Los reconocimientos de la comunidad internacional se sucedieron en segundos tras la declaración de intenciones de Guaidó. La postura de los EEUU de Donald Trump, que lo ha proclamado al instante como el "presidente legítimo" ha dado empuje a la oposición, que se ha lanzado a la calle a celebrar. Las manifestaciones han devenido en enfrentamientos entre policía y manifestantes. Tras la instantánea reacción de la Casa Blanca, países como Brasil, Chile, Colombia o Argentina han secundado al presidente interino. México y otros países de la órbita chavista han mantenido su postura mientras que la UE ha preferido hacer una declaración de mínimos que elude reconocer la legitimidad del presidente interino y se limita a pedir elecciones libres. 

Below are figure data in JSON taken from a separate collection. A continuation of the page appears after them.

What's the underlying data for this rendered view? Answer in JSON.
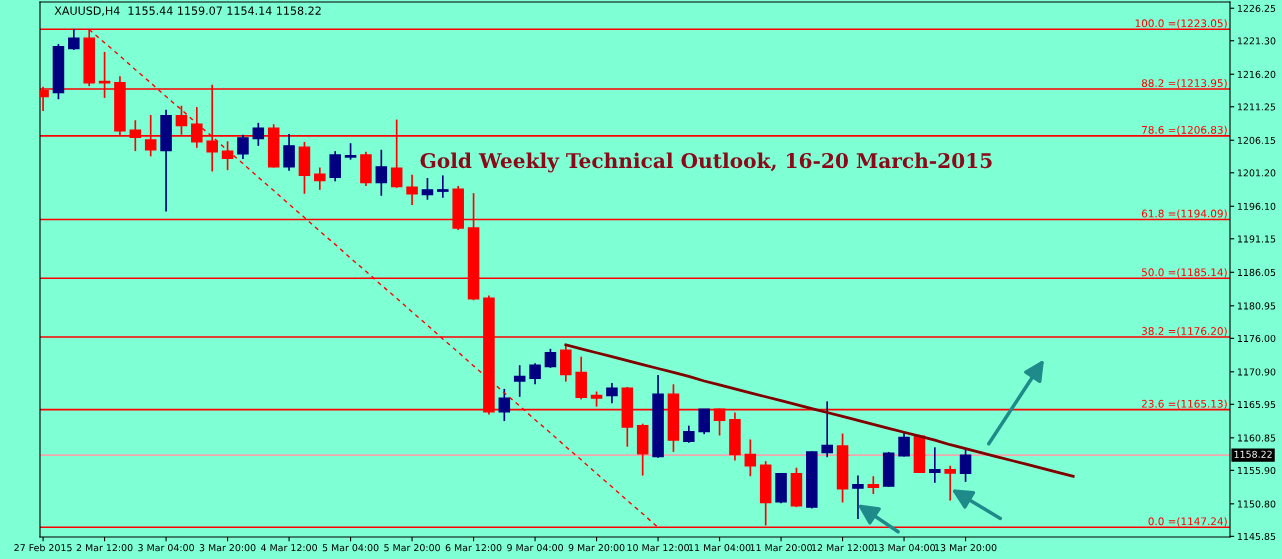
{
  "chart_data": {
    "type": "candlestick",
    "title": "Gold Weekly Technical Outlook, 16-20 March-2015",
    "annotations": [
      "XAUUSD,H4  1155.44 1159.07 1154.14 1158.22",
      "1158.22"
    ],
    "categories": [
      "27 Feb 2015",
      null,
      null,
      null,
      "2 Mar 12:00",
      null,
      null,
      null,
      "3 Mar 04:00",
      null,
      null,
      null,
      "3 Mar 20:00",
      null,
      null,
      null,
      "4 Mar 12:00",
      null,
      null,
      null,
      "5 Mar 04:00",
      null,
      null,
      null,
      "5 Mar 20:00",
      null,
      null,
      null,
      "6 Mar 12:00",
      null,
      null,
      null,
      "9 Mar 04:00",
      null,
      null,
      null,
      "9 Mar 20:00",
      null,
      null,
      null,
      "10 Mar 12:00",
      null,
      null,
      null,
      "11 Mar 04:00",
      null,
      null,
      null,
      "11 Mar 20:00",
      null,
      null,
      null,
      "12 Mar 12:00",
      null,
      null,
      null,
      "13 Mar 04:00",
      null,
      null,
      null,
      "13 Mar 20:00",
      null,
      null,
      null,
      null,
      null,
      null,
      null,
      null,
      null,
      null,
      null,
      null,
      null,
      null,
      null,
      null,
      null
    ],
    "ohlc": [
      [
        1213.7,
        1214.3,
        1210.6,
        1212.8
      ],
      [
        1213.4,
        1220.8,
        1212.4,
        1220.4
      ],
      [
        1220.1,
        1223.1,
        1219.9,
        1221.7
      ],
      [
        1221.7,
        1223.05,
        1214.4,
        1214.9
      ],
      [
        1215.1,
        1219.6,
        1212.6,
        1214.9
      ],
      [
        1214.9,
        1215.9,
        1206.8,
        1207.6
      ],
      [
        1207.7,
        1209.2,
        1204.5,
        1206.6
      ],
      [
        1206.2,
        1210.0,
        1203.7,
        1204.7
      ],
      [
        1204.6,
        1210.8,
        1195.3,
        1209.9
      ],
      [
        1209.9,
        1211.4,
        1207.0,
        1208.4
      ],
      [
        1208.6,
        1211.2,
        1205.0,
        1205.9
      ],
      [
        1206.0,
        1214.6,
        1201.4,
        1204.4
      ],
      [
        1204.5,
        1206.0,
        1201.6,
        1203.4
      ],
      [
        1204.1,
        1207.0,
        1203.3,
        1206.5
      ],
      [
        1206.4,
        1208.8,
        1205.3,
        1208.0
      ],
      [
        1208.0,
        1208.6,
        1202.0,
        1202.1
      ],
      [
        1202.1,
        1207.1,
        1201.5,
        1205.3
      ],
      [
        1205.1,
        1205.9,
        1198.0,
        1200.8
      ],
      [
        1201.0,
        1202.0,
        1198.6,
        1200.0
      ],
      [
        1200.5,
        1204.5,
        1199.9,
        1203.9
      ],
      [
        1203.6,
        1205.7,
        1203.2,
        1203.8
      ],
      [
        1203.9,
        1204.4,
        1199.2,
        1199.7
      ],
      [
        1199.7,
        1204.7,
        1197.7,
        1202.1
      ],
      [
        1201.9,
        1209.3,
        1198.9,
        1199.1
      ],
      [
        1199.0,
        1200.9,
        1196.3,
        1198.0
      ],
      [
        1197.9,
        1200.4,
        1197.1,
        1198.6
      ],
      [
        1198.4,
        1200.8,
        1197.4,
        1198.6
      ],
      [
        1198.7,
        1199.2,
        1192.5,
        1192.8
      ],
      [
        1192.8,
        1198.1,
        1181.8,
        1182.0
      ],
      [
        1182.1,
        1182.5,
        1164.4,
        1164.8
      ],
      [
        1164.8,
        1168.3,
        1163.4,
        1166.9
      ],
      [
        1169.5,
        1171.9,
        1167.1,
        1170.2
      ],
      [
        1169.9,
        1172.2,
        1169.0,
        1171.9
      ],
      [
        1171.7,
        1174.4,
        1171.5,
        1173.8
      ],
      [
        1174.2,
        1175.0,
        1169.4,
        1170.5
      ],
      [
        1170.8,
        1173.2,
        1166.7,
        1167.0
      ],
      [
        1167.3,
        1167.9,
        1165.6,
        1166.9
      ],
      [
        1167.3,
        1169.2,
        1166.1,
        1168.4
      ],
      [
        1168.4,
        1168.6,
        1159.5,
        1162.5
      ],
      [
        1162.7,
        1163.0,
        1155.1,
        1158.4
      ],
      [
        1158.0,
        1170.4,
        1157.8,
        1167.5
      ],
      [
        1167.5,
        1169.0,
        1158.7,
        1160.5
      ],
      [
        1160.3,
        1162.7,
        1160.1,
        1161.8
      ],
      [
        1161.8,
        1165.2,
        1161.4,
        1165.2
      ],
      [
        1165.2,
        1165.3,
        1161.2,
        1163.5
      ],
      [
        1163.6,
        1164.7,
        1157.4,
        1158.3
      ],
      [
        1158.3,
        1160.6,
        1155.0,
        1156.6
      ],
      [
        1156.7,
        1157.3,
        1147.5,
        1151.0
      ],
      [
        1151.1,
        1155.5,
        1150.9,
        1155.4
      ],
      [
        1155.4,
        1156.3,
        1150.3,
        1150.5
      ],
      [
        1150.3,
        1158.8,
        1150.1,
        1158.7
      ],
      [
        1158.6,
        1166.4,
        1157.9,
        1159.7
      ],
      [
        1159.6,
        1161.5,
        1151.0,
        1153.1
      ],
      [
        1153.2,
        1155.1,
        1148.5,
        1153.7
      ],
      [
        1153.7,
        1155.0,
        1152.3,
        1153.3
      ],
      [
        1153.5,
        1158.7,
        1153.4,
        1158.5
      ],
      [
        1158.1,
        1161.6,
        1158.0,
        1160.9
      ],
      [
        1161.1,
        1161.3,
        1155.5,
        1155.6
      ],
      [
        1155.6,
        1159.4,
        1154.0,
        1156.0
      ],
      [
        1156.0,
        1156.6,
        1151.3,
        1155.5
      ],
      [
        1155.44,
        1159.07,
        1154.14,
        1158.22
      ],
      null,
      null,
      null,
      null,
      null,
      null,
      null,
      null,
      null,
      null,
      null,
      null,
      null,
      null,
      null,
      null,
      null
    ],
    "colors": [
      "#ff0000",
      "#000080",
      "#000080",
      "#ff0000",
      "#ff0000",
      "#ff0000",
      "#ff0000",
      "#ff0000",
      "#000080",
      "#ff0000",
      "#ff0000",
      "#ff0000",
      "#ff0000",
      "#000080",
      "#000080",
      "#ff0000",
      "#000080",
      "#ff0000",
      "#ff0000",
      "#000080",
      "#000080",
      "#ff0000",
      "#000080",
      "#ff0000",
      "#ff0000",
      "#000080",
      "#000080",
      "#ff0000",
      "#ff0000",
      "#ff0000",
      "#000080",
      "#000080",
      "#000080",
      "#000080",
      "#ff0000",
      "#ff0000",
      "#ff0000",
      "#000080",
      "#ff0000",
      "#ff0000",
      "#000080",
      "#ff0000",
      "#000080",
      "#000080",
      "#ff0000",
      "#ff0000",
      "#ff0000",
      "#ff0000",
      "#000080",
      "#ff0000",
      "#000080",
      "#000080",
      "#ff0000",
      "#000080",
      "#ff0000",
      "#000080",
      "#000080",
      "#ff0000",
      "#000080",
      "#ff0000",
      "#000080",
      null,
      null,
      null,
      null,
      null,
      null,
      null,
      null,
      null,
      null,
      null,
      null,
      null,
      null,
      null,
      null,
      null
    ],
    "series": [
      {
        "type": "line",
        "color": "#ff0000",
        "line_style": "dashed",
        "values": [
          null,
          null,
          null,
          1223.0,
          1221.0,
          1219.0,
          1216.9,
          1214.9,
          1212.8,
          1210.8,
          1208.7,
          1206.7,
          1204.6,
          1202.6,
          1200.5,
          1198.5,
          1196.4,
          1194.4,
          1192.3,
          1190.3,
          1188.2,
          1186.2,
          1184.1,
          1182.1,
          1180.0,
          1178.0,
          1175.9,
          1173.9,
          1171.8,
          1169.8,
          1167.7,
          1165.7,
          1163.6,
          1161.6,
          1159.5,
          1157.5,
          1155.4,
          1153.4,
          1151.3,
          1149.3,
          1147.2,
          null,
          null,
          null,
          null,
          null,
          null,
          null,
          null,
          null,
          null,
          null,
          null,
          null,
          null,
          null,
          null,
          null,
          null,
          null,
          null,
          null,
          null,
          null,
          null,
          null,
          null,
          null,
          null,
          null,
          null,
          null,
          null,
          null,
          null,
          null,
          null,
          null
        ]
      },
      {
        "type": "line",
        "color": "#800000",
        "line_style": "solid",
        "values": [
          null,
          null,
          null,
          null,
          null,
          null,
          null,
          null,
          null,
          null,
          null,
          null,
          null,
          null,
          null,
          null,
          null,
          null,
          null,
          null,
          null,
          null,
          null,
          null,
          null,
          null,
          null,
          null,
          null,
          null,
          null,
          null,
          null,
          null,
          1175.0,
          1174.4,
          1173.8,
          1173.2,
          1172.6,
          1172.0,
          1171.4,
          1170.8,
          1170.2,
          1169.5,
          1168.9,
          1168.3,
          1167.7,
          1167.1,
          1166.5,
          1165.9,
          1165.3,
          1164.7,
          1164.1,
          1163.5,
          1162.9,
          1162.3,
          1161.7,
          1161.1,
          1160.5,
          1159.8,
          1159.2,
          1158.6,
          1158.0,
          1157.4,
          1156.8,
          1156.2,
          1155.6,
          1155.0,
          null,
          null,
          null,
          null,
          null,
          null,
          null,
          null,
          null,
          null
        ]
      }
    ],
    "ref_lines": [
      {
        "axis": "y",
        "value": 1223.05,
        "label": "100.0 =(1223.05)",
        "color": "#ff0000"
      },
      {
        "axis": "y",
        "value": 1213.95,
        "label": "88.2 =(1213.95)",
        "color": "#ff0000"
      },
      {
        "axis": "y",
        "value": 1206.83,
        "label": "78.6 =(1206.83)",
        "color": "#ff0000"
      },
      {
        "axis": "y",
        "value": 1194.09,
        "label": "61.8 =(1194.09)",
        "color": "#ff0000"
      },
      {
        "axis": "y",
        "value": 1185.14,
        "label": "50.0 =(1185.14)",
        "color": "#ff0000"
      },
      {
        "axis": "y",
        "value": 1176.2,
        "label": "38.2 =(1176.20)",
        "color": "#ff0000"
      },
      {
        "axis": "y",
        "value": 1165.13,
        "label": "23.6 =(1165.13)",
        "color": "#ff0000"
      },
      {
        "axis": "y",
        "value": 1147.24,
        "label": "0.0 =(1147.24)",
        "color": "#ff0000"
      },
      {
        "axis": "y",
        "value": 1158.22,
        "color": "#f0a8b0"
      }
    ],
    "ylim": [
      1145.75,
      1227.2
    ],
    "yticks": [
      1226.25,
      {
        "value": 1221.3,
        "label": "1221.30"
      },
      {
        "value": 1216.2,
        "label": "1216.20"
      },
      1211.25,
      1206.15,
      {
        "value": 1201.2,
        "label": "1201.20"
      },
      {
        "value": 1196.1,
        "label": "1196.10"
      },
      1191.15,
      1186.05,
      1180.95,
      {
        "value": 1176.0,
        "label": "1176.00"
      },
      {
        "value": 1170.9,
        "label": "1170.90"
      },
      1165.95,
      1160.85,
      {
        "value": 1155.9,
        "label": "1155.90"
      },
      {
        "value": 1150.8,
        "label": "1150.80"
      },
      1145.85
    ]
  }
}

El ministro de Exteriores español, Josep Borrell, ha llamado a "no hacer seguidismo" y ha apelado a que la Unión Europea adopte una posición común ante la nueva situación. 

Al otro lado del Atlántico, el cierre de filas de EEUU con Guaidó parece férreo y total. "Si Maduro y sus compinches eligen responder con violencia, dañar a cualquiera de la (AN) Asamblea Nacional o a otros responsables elegidos debidamente tenemos para adoptar todas las opciones encima de la mesa", ha declarado un alto funcionario de Washington a la agencia Efe. 

El papel del Ejército

La alta tensión que se ha desencadenado este 23 de enero de 2019 sólo se explica con el choque de legitimidades que chavismo y oposición llevan fraguando desde hace años. El aparato del Gobierno de Maduro no reconoce la legitimidad del Parlamento (Asamblea Nacional) desde hace años y resolvió la disputa imponiendo a las bravas una Asamblea Constituyente. Un órgano diferente al poder ejecutivo y al legislativo, con poderes "plenipotenciarios" y en teoría superior a la voluntad de Maduro. 

La oposición venezolana y buena parte de la comunidad internacional no reconocieron la legitimidad de esta Asamblea y tacharon de "fraude colosal" las elecciones que la formaron. Unos comicios en los que hubo un millón de votos fantasma y que estuvieron precedidos de semanas de manifestaciones con varias víctimas mortales. 

El mutuo desconocimiento de ambos bandos y la alta tensión en las calles ha convertido de nuevo Venezuela en un polvorín al borde de una guerra civil. El Ejército será clave en el mantenimiento del orden y en el futuro inmediato del país y de sus dos presidentes

"Los cuadros de arriba están comprometidos con Maduro. Los mandos intermedios o bajos, los que pasan hambre y están oprimidos, pueden dejar de obedecer órdenes arbitrarias para no estar comprometidos ante la nueva situación", advierte a EL ESPAÑOL una fuente conocedora del Ejército venezolano.  

Por lo pronto, Nicolás Maduro rompe las relaciones diplomáticas con Washington y ha dado 72 horas para que todos los trabajadores de la embajada estadounidense abandonen Venezuela. En paralelo, la maquinaria legal del Tribunal Supremo (controlado por el chavismo) se ha puesto en marcha para "tomar medidas de manera inmediata" ante la "conducta delictiva" del Parlamento.  "Esta sala exhorta al Ministerio Público a determinar las responsabilidades que pudieran tener los integrantes de la Asamblea Nacional ante la objetiva materialización de conductas constitutivas de tipo delictivo", ha declarado el magistrado Juan José Mendoza.